There has, however, been one great change. That concerns party discipline. From the accession of Mr Blair to whenever it was that he began to fall into a decline, the party gave a convincing impression of the former people's republic of East Germany. The disciplinary functionaries were Lord Mandelson (then not ennobled) and Mr Alastair Campbell. Today good order and political discipline have quite broken down. Perhaps that is a laudable thing in its way, for the new model Labour Party was irksome in many respects. But at its peak, it was a formidable, even if disagreeable, fighting force.

See what we have now! Mr Ed Balls contradicts his superior officer, saying that the Iraq inquiry, or most of it, should be held in public.

Mr Alistair Darling contradicts Mr Mervyn King, saying that the banks should be able to make up their own minds without any additional interference from the Government, while Mr Darling and Mr Brown do not show the unanimity which they used to display in public.

Not even Lord Mandelson is the fierce disciplinarian that he used to be in former times. He is more a believer in the soft answer that turneth away wrath.

I have always had a kindly spot for Peter Mandelson.

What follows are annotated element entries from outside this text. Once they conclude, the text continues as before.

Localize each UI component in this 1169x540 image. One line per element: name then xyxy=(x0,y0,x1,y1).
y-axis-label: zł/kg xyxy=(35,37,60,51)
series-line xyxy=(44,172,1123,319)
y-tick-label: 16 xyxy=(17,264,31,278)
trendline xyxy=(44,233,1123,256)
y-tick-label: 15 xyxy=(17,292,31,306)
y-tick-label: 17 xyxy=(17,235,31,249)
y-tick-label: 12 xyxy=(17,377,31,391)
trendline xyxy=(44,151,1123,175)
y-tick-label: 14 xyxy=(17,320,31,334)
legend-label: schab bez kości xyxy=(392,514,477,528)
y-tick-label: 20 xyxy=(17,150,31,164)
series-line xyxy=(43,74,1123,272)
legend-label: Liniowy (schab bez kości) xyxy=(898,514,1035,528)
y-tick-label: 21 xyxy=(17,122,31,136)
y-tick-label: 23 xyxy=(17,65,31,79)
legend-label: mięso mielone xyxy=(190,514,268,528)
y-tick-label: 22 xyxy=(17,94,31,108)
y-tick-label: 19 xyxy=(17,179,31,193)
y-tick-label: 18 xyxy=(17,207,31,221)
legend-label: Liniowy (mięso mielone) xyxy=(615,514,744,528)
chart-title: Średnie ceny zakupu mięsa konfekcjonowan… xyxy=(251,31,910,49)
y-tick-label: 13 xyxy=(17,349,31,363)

We once enjoyed a dinner in a good-food type restaurant outside Blackpool during a party conference together with some colleagues from the writing trade.

To his credit, he liked talking about Old Labour, in particular about his maternal grandfather, Herbert Morrison. He was accompanied by his then adviser, his man of business, someone by the name of Benjamin Wegg-Prosser. I asked whether I could accompany them in their car back to Blackpool.

"No," Mr Wegg-Prosser said in decided tones. Lord Mandelson looked regretful, but shook his head nonetheless.

Since then we have got along perfectly well, but I had to journey back to Blackpool by some other means. We have still to complete the conversation about Herbert Morrison: certainly a more accomplished politician than anyone else in the present government.